I'm a novice when it comes to higher speed signals, but it just so happens I was researching signal integrity when you asked the question. One source I am referencing is Right the First Time by Lee Ritchey. You will want to check out chapter 25, Right Angle Bends and Vias: Potential Sources of Reflections and Other Problems.

I don't believe the vias will cause any problems in your design. Here is an excerpt from the source:

Vias, when used in traces, are capacitive, not inductive. The capacitance value of a via is small compared to the capacitance of a trace (3.5pF/inch for 50Ω). In general, vias are not visible to signals with edge rates slower than 0.3 ns.

The chapter goes on to discuss reflections due to PCB layer impedance mismatches, however this appears to be a case when manufacturing tolerances are not met.


300mV is a lot for a 3.3V bus.

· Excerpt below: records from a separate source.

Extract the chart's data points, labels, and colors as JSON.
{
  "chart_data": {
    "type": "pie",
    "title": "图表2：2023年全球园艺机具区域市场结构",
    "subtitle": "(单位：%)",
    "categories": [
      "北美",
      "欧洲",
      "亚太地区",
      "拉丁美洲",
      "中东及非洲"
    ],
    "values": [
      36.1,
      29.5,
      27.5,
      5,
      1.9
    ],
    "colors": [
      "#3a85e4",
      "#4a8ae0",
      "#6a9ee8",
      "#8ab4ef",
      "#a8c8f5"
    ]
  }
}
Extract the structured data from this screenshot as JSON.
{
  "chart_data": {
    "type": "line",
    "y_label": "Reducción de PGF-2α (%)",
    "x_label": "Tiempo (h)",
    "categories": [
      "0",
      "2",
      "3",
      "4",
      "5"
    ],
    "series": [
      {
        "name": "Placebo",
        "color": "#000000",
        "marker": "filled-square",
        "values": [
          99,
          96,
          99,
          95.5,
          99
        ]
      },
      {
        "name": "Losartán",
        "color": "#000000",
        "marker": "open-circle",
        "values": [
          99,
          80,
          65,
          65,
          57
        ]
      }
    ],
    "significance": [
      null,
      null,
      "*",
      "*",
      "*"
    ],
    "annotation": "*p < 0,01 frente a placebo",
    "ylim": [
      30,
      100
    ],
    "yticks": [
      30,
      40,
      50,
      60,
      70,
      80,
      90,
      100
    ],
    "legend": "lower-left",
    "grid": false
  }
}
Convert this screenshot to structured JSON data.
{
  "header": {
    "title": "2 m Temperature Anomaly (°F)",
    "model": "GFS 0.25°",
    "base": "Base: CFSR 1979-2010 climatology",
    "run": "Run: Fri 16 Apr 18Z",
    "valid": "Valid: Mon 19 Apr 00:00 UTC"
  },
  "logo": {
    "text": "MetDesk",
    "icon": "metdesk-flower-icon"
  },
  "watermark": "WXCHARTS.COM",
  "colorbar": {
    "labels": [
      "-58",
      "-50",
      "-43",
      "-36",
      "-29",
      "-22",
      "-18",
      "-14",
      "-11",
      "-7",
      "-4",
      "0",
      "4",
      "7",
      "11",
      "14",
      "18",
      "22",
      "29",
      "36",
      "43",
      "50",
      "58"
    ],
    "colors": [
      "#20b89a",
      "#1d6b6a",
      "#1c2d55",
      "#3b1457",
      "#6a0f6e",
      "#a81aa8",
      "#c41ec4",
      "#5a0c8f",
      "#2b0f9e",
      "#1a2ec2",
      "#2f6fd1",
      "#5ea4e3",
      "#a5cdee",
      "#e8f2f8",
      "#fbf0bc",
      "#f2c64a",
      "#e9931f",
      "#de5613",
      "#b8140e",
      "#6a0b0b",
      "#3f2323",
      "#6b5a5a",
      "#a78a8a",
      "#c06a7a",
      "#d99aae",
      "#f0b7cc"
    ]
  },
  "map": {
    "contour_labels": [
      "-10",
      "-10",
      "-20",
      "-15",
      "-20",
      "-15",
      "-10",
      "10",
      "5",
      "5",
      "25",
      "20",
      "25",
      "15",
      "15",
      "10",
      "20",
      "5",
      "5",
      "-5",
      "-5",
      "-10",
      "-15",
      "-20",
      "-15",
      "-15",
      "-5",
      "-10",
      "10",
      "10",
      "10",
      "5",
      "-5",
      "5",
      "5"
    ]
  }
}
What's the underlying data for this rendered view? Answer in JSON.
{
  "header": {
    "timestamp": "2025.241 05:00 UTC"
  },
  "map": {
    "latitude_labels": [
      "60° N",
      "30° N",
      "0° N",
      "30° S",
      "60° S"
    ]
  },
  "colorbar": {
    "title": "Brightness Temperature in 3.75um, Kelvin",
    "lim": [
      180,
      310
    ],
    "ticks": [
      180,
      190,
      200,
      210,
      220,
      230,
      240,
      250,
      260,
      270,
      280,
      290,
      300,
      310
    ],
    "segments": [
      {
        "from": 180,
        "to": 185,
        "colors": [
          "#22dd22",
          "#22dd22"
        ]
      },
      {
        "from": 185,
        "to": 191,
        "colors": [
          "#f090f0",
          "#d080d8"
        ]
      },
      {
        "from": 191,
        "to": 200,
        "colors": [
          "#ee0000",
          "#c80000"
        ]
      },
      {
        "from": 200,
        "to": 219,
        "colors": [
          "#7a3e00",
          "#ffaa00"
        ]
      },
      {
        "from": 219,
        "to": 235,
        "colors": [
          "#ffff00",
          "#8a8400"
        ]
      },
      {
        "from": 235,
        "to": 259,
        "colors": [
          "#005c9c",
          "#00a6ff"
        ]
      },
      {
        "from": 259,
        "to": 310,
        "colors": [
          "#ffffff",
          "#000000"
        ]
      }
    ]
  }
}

Vias will not cause a problem as a via only adds a few nH of inductance and if the capacitance on either end is lower than 100pF and a trace that short would be under 0.1Ω which would make an RLC resonator at around 1GHz, and you won't see it.

Transmission line effects don't become noticeable until 50MHz, so 4Mhz should be fine.

The most common problem on two layer boards is common mode noise from improper grounding (daisy chaining grounds) and common mode noise. So I would first look at the grounding system in the design, make sure that currents don't create common mode noise through small traces that are daisy chained.

The other problem might be with grounding and where the scope ground is placed.


The issue is not the SPI clock being too high frequency (4 MHz). It could be 0.1 Hz and the signal edges would still ring, as it's the edge rate that defines the bandwidth. Typically microcontroller IO pins are moderately strong, and can drive for example a 30pF capacitive load with 4ns rise time or 10pF capacitive load with 2.5nS rise time. That's strong enough to drive 100-120MHz signals out from a MCU, according to STM32F207 datasheet.

What you may be missing is that if your MCU does not have settable pin drive strength, you can slow down the rise/fall times to sane levels by putting for example 33 ohms series terminating resistors at the device that is driving the pins. This way the edges need less bandwidth and there is less ringing. 4MHz SPI running for 5cm of length should not be an issue, but do check what rise/fall times your chips need to work.

Another issue is that your oscilloscope might show ringing for signals just because the scope or probes have 100MHz BW limit and signal edges are fast enough to go over 100MHz BW limit.